本線を乗り通したあとは、宝ヶ池から鞍馬を目指した。
岩倉から木野にかけては、真新しい住宅が整然と並んでいる。京阪電車鴨東線開業で都心部へのアクセスが向上し、新興住宅地として発展しているのであろうか。
この先、京都精華大、京都産業大といった大学があって、学生の利用が見られるのも京都の電車らしい。
さて、鞍馬線は二軒茶屋までが複線で、その先、鞍馬までは単線になる。
市原−二ノ瀬間は“もみじのトンネル”と名前がついている。鞍馬線のハイライトである。
二ノ瀬駅で撮影のため下車する。鞍馬川を渡る鉄橋は撮影ポイントとして有名で、何人かの“撮り鉄”が電車を待ち構えていた。
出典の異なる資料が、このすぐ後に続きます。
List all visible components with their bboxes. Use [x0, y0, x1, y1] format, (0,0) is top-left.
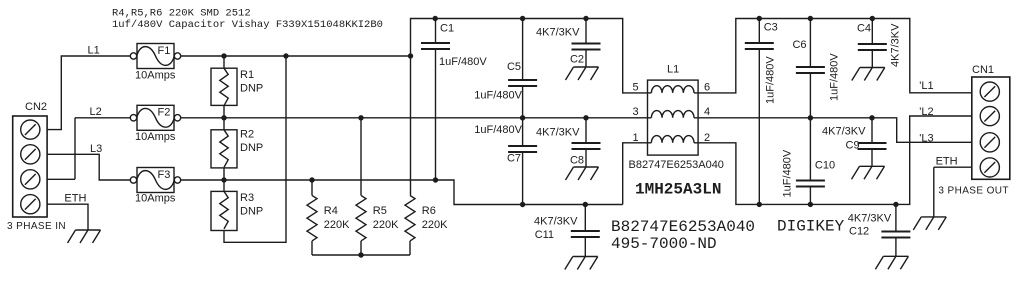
- svg-text:4K7/3KV: 4K7/3KV: [848, 213, 892, 225]
- capacitor C5 1uF/480V: [522, 19, 524, 81]
- capacitor C1 1uF/480V: [435, 19, 437, 44]
- node rail-C4: [870, 16, 875, 21]
- wire R6 bottom lead: [409, 241, 411, 255]
- svg-text:4K7/3KV: 4K7/3KV: [822, 126, 866, 138]
- capacitor C1 plates: [421, 43, 450, 49]
- capacitor C8 4K7/3KV to ground: [585, 118, 587, 143]
- svg-text:C3: C3: [764, 22, 778, 34]
- svg-text:1uF/480V: 1uF/480V: [829, 53, 841, 101]
- capacitor C4 4K7/3KV to ground: [871, 19, 873, 45]
- capacitor C2 4K7/3KV to ground: [585, 19, 587, 44]
- capacitor C3 plates: [745, 43, 774, 49]
- ground C9: [852, 166, 885, 179]
- node L2-R5: [358, 115, 363, 120]
- svg-text:DIGIKEY: DIGIKEY: [777, 218, 845, 236]
- svg-text:'L1: 'L1: [919, 80, 933, 92]
- svg-text:'L2: 'L2: [919, 106, 933, 118]
- wire R5 bottom lead: [360, 241, 362, 255]
- node p4-C6C10: [808, 115, 813, 120]
- node low2-C12: [893, 202, 898, 207]
- svg-text:3 PHASE OUT: 3 PHASE OUT: [938, 186, 1009, 197]
- svg-text:220K: 220K: [422, 219, 448, 231]
- node L1-R1: [221, 53, 226, 58]
- resistor R2 (DNP): [211, 129, 263, 168]
- svg-text:4: 4: [704, 106, 710, 118]
- node star-R5: [358, 252, 363, 257]
- wire R2 leads: [223, 118, 225, 180]
- capacitor C6 plates: [796, 67, 825, 73]
- node L2-C5C7: [520, 115, 525, 120]
- ground C11: [565, 257, 598, 270]
- svg-text:C10: C10: [815, 160, 835, 172]
- svg-text:R1: R1: [240, 69, 254, 81]
- svg-text:L2: L2: [90, 106, 102, 118]
- svg-text:B82747E6253A040: B82747E6253A040: [629, 159, 724, 171]
- resistor R6 220K: [405, 195, 448, 241]
- capacitor C12 plates: [881, 232, 910, 238]
- svg-text:F2: F2: [158, 107, 171, 119]
- node low-C7: [520, 202, 525, 207]
- capacitor C3 1uF/480V: [758, 19, 760, 44]
- svg-text:R5: R5: [373, 205, 387, 217]
- wire CN2 pin3 riser to L2: [47, 118, 130, 180]
- svg-text:2: 2: [704, 132, 710, 144]
- resistor R4 220K: [307, 195, 350, 241]
- wire R5 top lead from L2: [360, 118, 362, 196]
- svg-text:4K7/3KV: 4K7/3KV: [536, 127, 580, 139]
- svg-text:ETH: ETH: [64, 193, 86, 205]
- wire R1 leads: [223, 56, 225, 118]
- node rail-C2: [583, 16, 588, 21]
- wire C5 bottom lead: [522, 86, 524, 118]
- ground C4: [852, 68, 885, 81]
- svg-text:C2: C2: [570, 54, 584, 66]
- svg-text:R6: R6: [422, 205, 436, 217]
- node p4-C9: [869, 115, 874, 120]
- fuse F3: [130, 168, 180, 205]
- capacitor C5 plates: [508, 80, 537, 86]
- resistor R5 220K: [356, 195, 399, 241]
- svg-text:4K7/3KV: 4K7/3KV: [536, 27, 580, 39]
- ground C2: [566, 67, 599, 80]
- capacitor C6 1uF/480V: [809, 19, 811, 68]
- svg-text:DNP: DNP: [240, 142, 263, 154]
- svg-text:1MH25A3LN: 1MH25A3LN: [635, 181, 721, 199]
- node L3-C1: [433, 177, 438, 182]
- svg-text:1: 1: [633, 132, 639, 144]
- node L3-R2: [221, 177, 226, 182]
- wire L1 row after F1: [181, 19, 648, 93]
- svg-text:F3: F3: [158, 169, 171, 181]
- capacitor C4 plates: [858, 44, 887, 50]
- ground C8: [566, 167, 599, 180]
- node L1-R3loop: [283, 53, 288, 58]
- svg-text:5: 5: [633, 81, 639, 93]
- fuse F1: [130, 44, 180, 82]
- node low-C11: [583, 202, 588, 207]
- svg-text:220K: 220K: [373, 219, 399, 231]
- node L1-R6: [408, 53, 413, 58]
- wire R4 bottom lead: [311, 241, 313, 255]
- node L2-R1R2: [221, 115, 226, 120]
- svg-text:CN2: CN2: [25, 101, 47, 113]
- capacitor C8 plates: [572, 143, 601, 149]
- svg-text:C12: C12: [849, 226, 869, 238]
- svg-text:1uf/480V Capacitor Vishay F339: 1uf/480V Capacitor Vishay F339X151048KKI…: [112, 19, 383, 31]
- svg-text:R4,R5,R6 220K SMD 2512: R4,R5,R6 220K SMD 2512: [112, 8, 251, 20]
- fuse F2: [130, 105, 180, 143]
- inductor L1 B82747E6253A040: [648, 63, 699, 155]
- wire pin4 row: [698, 118, 972, 143]
- connector CN1: [938, 64, 1009, 197]
- node low2-C10: [808, 202, 813, 207]
- ground ETH input: [68, 230, 101, 243]
- svg-text:C8: C8: [570, 155, 584, 167]
- svg-text:1uF/480V: 1uF/480V: [782, 149, 794, 197]
- svg-text:R3: R3: [240, 192, 254, 204]
- wire R4 top lead: [311, 180, 313, 195]
- svg-text:L1: L1: [88, 45, 100, 57]
- svg-text:C4: C4: [857, 23, 871, 35]
- capacitor C11 4K7/3KV to ground: [584, 205, 586, 232]
- svg-text:10Amps: 10Amps: [135, 131, 176, 143]
- svg-text:C5: C5: [507, 61, 521, 73]
- wire CN1 ETH to ground: [934, 167, 972, 217]
- ground C12: [875, 256, 908, 269]
- svg-text:3 PHASE IN: 3 PHASE IN: [7, 221, 66, 232]
- wire pin6 to top rail to CN1 L1: [698, 19, 972, 93]
- svg-text:3: 3: [633, 106, 639, 118]
- capacitor C2 plates: [572, 44, 601, 50]
- resistor R3 (DNP): [211, 191, 263, 230]
- svg-text:F1: F1: [158, 45, 171, 57]
- svg-text:C11: C11: [535, 229, 554, 241]
- svg-text:DNP: DNP: [240, 206, 263, 218]
- wire CN2 pin4 ETH: [47, 204, 88, 230]
- connector CN2: [7, 101, 66, 232]
- capacitor C9 4K7/3KV to ground: [871, 118, 873, 143]
- svg-text:R4: R4: [324, 205, 338, 217]
- svg-text:6: 6: [704, 81, 710, 93]
- node rail-C3: [757, 16, 762, 21]
- resistor R1 (DNP): [211, 68, 263, 106]
- node rail-C5: [520, 16, 525, 21]
- svg-text:R2: R2: [240, 129, 254, 141]
- wire L2 row after F2: [181, 117, 648, 119]
- svg-text:CN1: CN1: [972, 64, 994, 76]
- node rail-C6: [808, 16, 813, 21]
- wire R4-R6 star rail: [312, 254, 410, 256]
- svg-text:L1: L1: [667, 63, 679, 75]
- node rail-C1: [433, 16, 438, 21]
- capacitor C10 1uF/480V: [809, 118, 811, 181]
- wire CN2 pin2 to F3 row: [47, 154, 130, 180]
- svg-text:1uF/480V: 1uF/480V: [765, 56, 777, 104]
- svg-text:C1: C1: [440, 23, 454, 35]
- wire pin2 to low rail to CN1 L2: [698, 116, 972, 204]
- svg-text:1uF/480V: 1uF/480V: [439, 56, 487, 68]
- svg-text:10Amps: 10Amps: [135, 193, 176, 205]
- wire CN2 pin1 to L1: [47, 56, 130, 130]
- svg-text:'L3: 'L3: [919, 132, 933, 144]
- wire R6 top lead from L1: [410, 56, 412, 195]
- svg-text:1uF/480V: 1uF/480V: [474, 124, 522, 136]
- svg-text:L3: L3: [90, 143, 102, 155]
- svg-text:4K7/3KV: 4K7/3KV: [890, 23, 902, 67]
- svg-text:ETH: ETH: [936, 156, 958, 168]
- svg-text:220K: 220K: [324, 219, 350, 231]
- svg-text:C6: C6: [792, 39, 806, 51]
- wire C1 bottom lead to L3 row: [435, 49, 437, 181]
- svg-text:B82747E6253A040: B82747E6253A040: [611, 218, 755, 236]
- svg-text:C9: C9: [846, 140, 860, 152]
- capacitor C10 plates: [796, 181, 825, 187]
- wire L3 row after F3: [181, 143, 648, 205]
- capacitor C12 4K7/3KV to ground: [895, 204, 897, 231]
- capacitor C9 plates: [858, 143, 887, 149]
- svg-text:495-7000-ND: 495-7000-ND: [611, 235, 717, 253]
- svg-text:10Amps: 10Amps: [135, 70, 176, 82]
- capacitor C7 plates: [508, 146, 537, 152]
- node L3-R4: [309, 177, 314, 182]
- ground ETH output: [913, 217, 946, 230]
- capacitor C11 plates: [571, 231, 600, 237]
- svg-text:1uF/480V: 1uF/480V: [474, 90, 522, 102]
- wire R3 leads and loop to L1: [224, 56, 286, 242]
- svg-text:DNP: DNP: [240, 83, 263, 95]
- svg-text:4K7/3KV: 4K7/3KV: [534, 216, 578, 228]
- node L2-C8: [583, 115, 588, 120]
- svg-text:C7: C7: [507, 153, 521, 165]
- capacitor C7 1uF/480V: [522, 118, 524, 146]
- node low2-C3: [757, 202, 762, 207]
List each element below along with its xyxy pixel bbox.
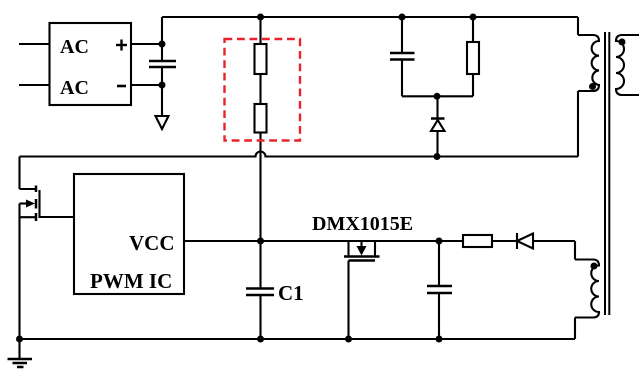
ground triangle (AC common) — [156, 116, 169, 129]
wire VCC rail corner down — [574, 241, 576, 260]
node T1 secondary phase dot — [619, 39, 626, 46]
node ground rail left — [16, 336, 23, 343]
wire - node down to ground — [161, 85, 163, 116]
node + — [159, 41, 166, 48]
wire startup rail with hop — [20, 152, 579, 157]
wire snubber resistor branch — [472, 17, 474, 96]
wire snubber cap branch — [401, 17, 403, 96]
wire Q2 source to ground rail — [347, 261, 349, 340]
capacitor snubber — [390, 53, 415, 60]
capacitor C1 — [246, 241, 304, 339]
resistor divider lower — [255, 104, 267, 133]
node ground rail Q2 — [345, 336, 352, 343]
AC rectifier block — [50, 23, 132, 105]
svg-text:VCC: VCC — [129, 231, 175, 255]
svg-text:PWM IC: PWM IC — [90, 269, 172, 293]
node output rail — [436, 238, 443, 245]
wire filter cap to - node — [161, 67, 163, 85]
transistor Q1 startup MOSFET — [20, 186, 75, 222]
node VCC / divider — [257, 238, 264, 245]
svg-text:C1: C1 — [278, 281, 304, 305]
resistor snubber — [467, 42, 479, 74]
svg-text:AC: AC — [60, 36, 89, 58]
wire - output — [131, 84, 162, 86]
node diode to startup rail — [434, 153, 441, 160]
svg-text:AC: AC — [60, 77, 89, 99]
wire AC input line 2 — [19, 84, 50, 86]
capacitor input filter — [149, 61, 176, 67]
wire left rail lower (gate to ground) — [18, 204, 20, 340]
wire left rail upper (drain) — [18, 157, 20, 190]
wire + output — [131, 43, 162, 45]
node - — [159, 82, 166, 89]
resistor output — [463, 235, 492, 247]
node T2 phase dot — [591, 263, 598, 270]
capacitor output — [427, 241, 452, 339]
wire snubber join — [402, 95, 473, 97]
wire top rail — [162, 16, 578, 18]
transistor Q2 DMX1015E — [312, 213, 413, 261]
node snubber top rail cap — [399, 14, 406, 21]
wire VCC rail — [184, 240, 575, 242]
node ground rail C1 — [257, 336, 264, 343]
wire AC input line 1 — [19, 43, 50, 45]
resistor divider upper — [255, 44, 267, 74]
node snubber join — [434, 93, 441, 100]
transformer T1 primary winding — [578, 17, 599, 157]
wire divider vertical — [259, 17, 261, 241]
wire + node down to filter cap — [161, 44, 163, 61]
node T1 primary phase dot — [589, 83, 596, 90]
svg-text:DMX1015E: DMX1015E — [312, 213, 413, 235]
transformer T2 output winding — [575, 260, 599, 340]
node snubber top rail res — [470, 14, 477, 21]
wire bottom ground rail — [20, 338, 576, 340]
node ground rail output cap — [436, 336, 443, 343]
PWM IC block — [74, 174, 184, 294]
node top rail / divider — [257, 14, 264, 21]
transformer T1 core — [605, 32, 609, 315]
red dashed highlight box — [225, 39, 301, 141]
transformer T1 secondary winding — [616, 35, 639, 95]
ground earth symbol — [8, 339, 33, 367]
diode snubber clamp — [431, 96, 445, 156]
wire + node up to top rail — [161, 17, 163, 44]
diode output — [517, 233, 533, 249]
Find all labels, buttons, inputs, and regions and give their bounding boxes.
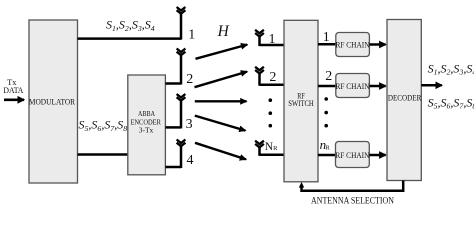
wire Tx input arrow [4, 99, 24, 102]
wire channel arrow 2 [195, 72, 248, 88]
svg-text:S5,S6,S7,S8: S5,S6,S7,S8 [428, 96, 474, 111]
wire chain3 to decoder [369, 154, 385, 157]
svg-text:1: 1 [269, 32, 276, 47]
block DECODER [387, 20, 421, 181]
block RF CHAIN 2 [336, 74, 370, 98]
svg-text:ABBA: ABBA [138, 110, 156, 118]
wire W4 encoder to TX antenna 3 [165, 126, 181, 129]
block RF CHAIN 1 [336, 33, 370, 57]
node dots switch out column [324, 97, 328, 127]
antenna TX4 [177, 140, 186, 169]
svg-text:SWITCH: SWITCH [288, 99, 313, 108]
block RF SWITCH [284, 20, 318, 182]
svg-text:1: 1 [188, 27, 195, 42]
wire channel arrow 4 [195, 116, 246, 131]
node dots RX column [269, 98, 273, 127]
wire channel arrow 5 [195, 143, 246, 160]
antenna RX2 [255, 67, 264, 86]
svg-text:RF CHAIN: RF CHAIN [336, 40, 370, 49]
antenna TX1 [177, 7, 186, 40]
wire chain2 to decoder [369, 85, 385, 88]
label Tx DATA [3, 78, 23, 95]
svg-text:1: 1 [323, 30, 330, 45]
svg-text:S1,S2,S3,S4: S1,S2,S3,S4 [428, 61, 474, 76]
antenna TX3 [177, 94, 186, 128]
wire RX2 feed [260, 83, 285, 86]
wire decoder output arrow [421, 84, 442, 87]
wire channel arrow 1 [196, 45, 248, 59]
svg-text:NR: NR [265, 141, 278, 153]
svg-text:3: 3 [186, 117, 193, 132]
svg-text:R: R [325, 144, 330, 151]
svg-text:S1,S2,S3,S4: S1,S2,S3,S4 [106, 18, 155, 33]
wire RXN feed [260, 154, 285, 157]
antenna RX1 [255, 30, 264, 46]
svg-text:2: 2 [186, 72, 193, 87]
block ABBA ENCODER 3-Tx [128, 75, 166, 175]
svg-text:DECODER: DECODER [388, 92, 422, 102]
wire RX1 feed [260, 44, 285, 47]
svg-text:2: 2 [325, 69, 332, 84]
wire W5 encoder to TX antenna 4 [165, 166, 181, 169]
svg-text:DATA: DATA [3, 86, 23, 95]
block MODULATOR [29, 20, 78, 183]
antenna TX2 [177, 49, 186, 85]
wire switch out 2 [318, 85, 336, 88]
svg-text:RF CHAIN: RF CHAIN [335, 151, 369, 160]
svg-text:ENCODER: ENCODER [130, 118, 161, 126]
svg-text:3-Tx: 3-Tx [139, 127, 154, 135]
svg-text:ANTENNA SELECTION: ANTENNA SELECTION [311, 196, 394, 206]
antenna RX NR [255, 141, 264, 156]
svg-text:4: 4 [187, 153, 194, 168]
wire feedback arrowhead into switch [299, 182, 304, 188]
wire W1 modulator to TX antenna 1 [78, 37, 182, 40]
svg-text:H: H [217, 23, 230, 40]
wire switch out 1 [318, 43, 336, 46]
wire W2 modulator to encoder [78, 153, 128, 156]
block RF CHAIN 3 [335, 142, 369, 168]
wire antenna selection feedback [302, 181, 404, 191]
wire channel arrow 3 [195, 100, 247, 102]
wire switch out nR [318, 154, 336, 157]
wire chain1 to decoder [369, 43, 385, 46]
svg-text:MODULATOR: MODULATOR [29, 97, 75, 107]
wire W3 encoder to TX antenna 2 [165, 82, 181, 85]
svg-text:RF CHAIN: RF CHAIN [336, 82, 370, 91]
svg-text:S5,S6,S7,S8: S5,S6,S7,S8 [79, 118, 128, 133]
svg-text:2: 2 [269, 70, 276, 85]
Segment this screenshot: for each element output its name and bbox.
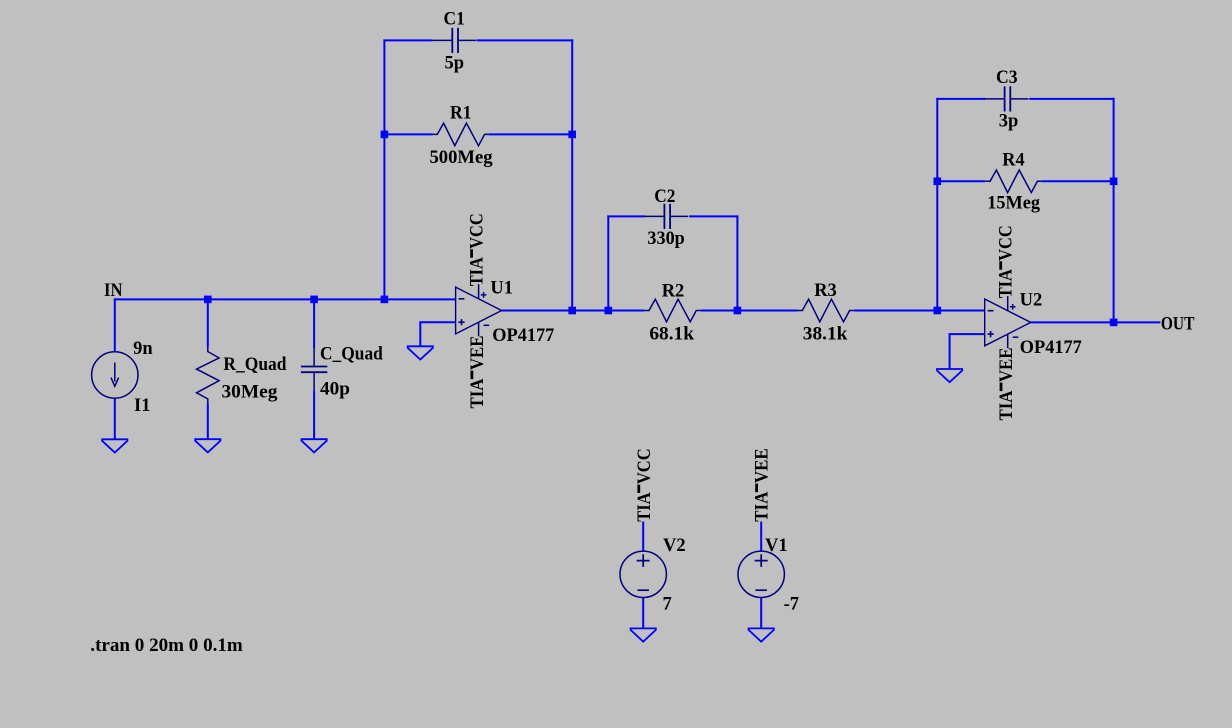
- wire U2 output: [1030, 321, 1114, 323]
- wire V2 bottom lead: [642, 598, 644, 629]
- svg-text:9n: 9n: [133, 339, 153, 359]
- wire C3 row right segment: [1029, 98, 1114, 100]
- wire U1 output row to R2: [501, 310, 644, 312]
- capacitor C2: [644, 204, 689, 229]
- wire C_Quad bottom lead to ground: [313, 390, 315, 439]
- resistor R1: [433, 123, 490, 146]
- wire R4 right lead: [1042, 180, 1114, 182]
- svg-text:OP4177: OP4177: [492, 326, 554, 346]
- svg-text:.tran 0 20m 0 0.1m: .tran 0 20m 0 0.1m: [90, 636, 243, 656]
- wire U1 + to ground: [419, 321, 421, 346]
- wire R_Quad bottom lead to ground: [207, 403, 209, 439]
- wire U2 feedback right vertical: [1113, 98, 1115, 323]
- wire R1 left lead: [384, 133, 432, 135]
- node junction R1 left: [381, 131, 389, 139]
- svg-text:U1: U1: [490, 279, 513, 299]
- svg-text:330p: 330p: [647, 229, 684, 249]
- wire left feedback vertical (IN node up to C1): [383, 39, 385, 299]
- wire IN row (node IN to U1 inverting input): [114, 298, 456, 300]
- svg-text:R4: R4: [1002, 150, 1024, 170]
- svg-text:R1: R1: [450, 103, 472, 123]
- op-amp U2: [985, 296, 1031, 348]
- wire C2 right vertical: [736, 215, 738, 310]
- wire C2 row right segment: [689, 215, 738, 217]
- wire into U2 inverting input: [936, 310, 984, 312]
- wire V1 top lead: [760, 522, 762, 552]
- node junction IN/R_Quad: [204, 296, 212, 304]
- op-amp U1: [456, 284, 502, 336]
- resistor R_Quad: [197, 347, 220, 404]
- svg-text:40p: 40p: [320, 379, 350, 399]
- node junction IN/C_Quad: [310, 296, 318, 304]
- svg-text:5p: 5p: [445, 53, 465, 73]
- node junction C2 left: [605, 307, 613, 315]
- wire R_Quad top lead: [207, 299, 209, 346]
- svg-text:R_Quad: R_Quad: [223, 355, 287, 375]
- wire R3 to U2 node: [854, 310, 938, 312]
- svg-text:I1: I1: [134, 396, 150, 416]
- svg-text:U2: U2: [1020, 291, 1043, 311]
- capacitor C3: [984, 86, 1029, 111]
- resistor R3: [798, 299, 855, 322]
- wire C2 left vertical: [607, 215, 609, 310]
- svg-text:68.1k: 68.1k: [649, 324, 694, 344]
- wire V1 bottom lead: [760, 598, 762, 629]
- node junction R4 right: [1110, 178, 1118, 186]
- wire R4 left lead: [937, 180, 985, 182]
- voltage source V2: [620, 551, 666, 597]
- wire C1 row right segment: [477, 39, 574, 41]
- svg-text:OUT: OUT: [1161, 314, 1195, 334]
- ground R_Quad: [194, 439, 221, 452]
- svg-text:15Meg: 15Meg: [987, 193, 1040, 213]
- wire U2 non-inverting input: [950, 333, 985, 335]
- ground U2 +input: [936, 369, 963, 382]
- svg-text:V1: V1: [765, 536, 788, 556]
- current source I1: [92, 352, 138, 398]
- ground V2: [630, 628, 657, 641]
- svg-text:IN: IN: [104, 281, 123, 301]
- wire C1 row left segment: [383, 39, 432, 41]
- ground U1 +input: [407, 346, 434, 359]
- svg-text:V2: V2: [663, 536, 686, 556]
- voltage source V1: [738, 551, 784, 597]
- wire C2 row left segment: [607, 215, 645, 217]
- ground C_Quad: [301, 439, 328, 452]
- svg-text:38.1k: 38.1k: [803, 324, 848, 344]
- node junction R1 right: [568, 131, 576, 139]
- svg-text:C2: C2: [654, 187, 675, 207]
- svg-text:-7: -7: [784, 594, 799, 614]
- svg-text:7: 7: [663, 594, 672, 614]
- wire right feedback vertical down to U1 output: [571, 39, 573, 311]
- node junction U1 output/feedback: [568, 307, 576, 315]
- wire R2 to R3: [701, 310, 798, 312]
- wire C_Quad top lead: [313, 299, 315, 348]
- wire I1 bottom lead to ground: [114, 398, 116, 439]
- capacitor C1: [432, 28, 477, 53]
- wire C3 row left segment: [936, 98, 985, 100]
- node junction OUT/feedback: [1110, 319, 1118, 327]
- wire OUT stub: [1114, 321, 1161, 323]
- svg-text:C_Quad: C_Quad: [320, 345, 383, 365]
- ground V1: [748, 628, 775, 641]
- svg-text:C1: C1: [444, 10, 465, 30]
- ground I1: [101, 439, 128, 452]
- svg-text:R2: R2: [662, 282, 685, 302]
- svg-text:30Meg: 30Meg: [222, 383, 279, 403]
- svg-text:R3: R3: [814, 281, 837, 301]
- svg-text:OP4177: OP4177: [1020, 338, 1082, 358]
- svg-text:500Meg: 500Meg: [430, 148, 494, 168]
- wire I1 top lead: [114, 298, 116, 351]
- svg-text:3p: 3p: [999, 111, 1019, 131]
- node junction C2 right: [734, 307, 742, 315]
- resistor R2: [644, 299, 701, 322]
- wire U1 non-inverting input: [420, 321, 455, 323]
- wire V2 top lead: [642, 522, 644, 552]
- wire R1 right lead: [489, 133, 572, 135]
- capacitor C_Quad: [301, 348, 327, 390]
- node junction IN/feedback: [381, 296, 389, 304]
- svg-text:C3: C3: [996, 68, 1018, 88]
- node junction U2 input/feedback: [934, 307, 942, 315]
- resistor R4: [985, 170, 1042, 193]
- node junction R4 left: [934, 178, 942, 186]
- wire U2 feedback left vertical: [936, 98, 938, 312]
- wire U2 + to ground: [949, 333, 951, 369]
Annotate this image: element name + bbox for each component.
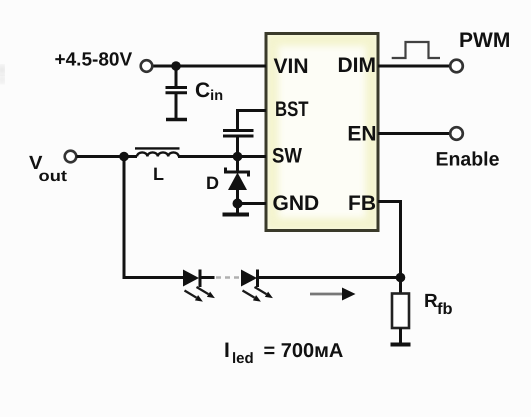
terminal Vout [65, 151, 77, 163]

鞍馬線は、“もみじのトンネル”あたりから渓谷に沿った山岳路線になり、50‰の勾配標がしばしば現れる。貴船口駅は貴船神社や川床料理で知られる貴船への入口。この時期、駅の周囲は紅葉で覆われる。多くの客が下車して散策を楽しむためこの日、駅には臨時に駅員が配置されていた。
貴船口を出た電車は勾配とカーブの続く線路をゆっくりと進み、終点の鞍馬へ到着する。ホームには折り返しの出町柳行へ乗車する客が行列をつくって待っていた。駅の構内も大勢の人で大混雑である。
鞍馬駅は寺院を模したつくりで、いかにも鞍馬寺の玄関口、といった趣である。

出町柳駅では乗車を待つ人々が
舗道まであふれていた

臨時ダイヤで多くの車両が出払ったため
閑散としている修学院車庫

北大路通りを渡る本線用単行の
700系旧塗装車

修学院駅で出発を待つ
本線用700系「川号」

宝ヶ池駅手前で分岐する鞍馬線
3面4線の乗換駅ながら駅員はいない

本線終点の八瀬比叡山口駅は
山あいに静かにたたずむ

交換設備のある二ノ瀬駅へ到着する
800系“ギャラリートレイン・こもれび”

“もみじのトンネル”を出て鉄橋を渡る800系(左)と900系“きらら”(右)

【いずれもクリックで拡大】

大勢の乗客を乗せて貴船口駅へ
到着した900系“きらら”

    【クリックで拡大】

年配の客が目につく鞍馬駅前

Ⅲ.おわりに

この時期、京都はどこへ行っても多くの観光客で賑わっている。
とりわけ貴船・鞍馬へは道路が狭いためバスの乗り入れが困難で、叡山電車が観光輸送の主力になる。輸送力の弱い叡山電車だが、この日は目一杯の力を発揮した。
乗降ドアの操作、きっぷの回収など、文字通り席の暖まる暇のなかった運転士さんには、本当に“お疲れさま”と言いたい。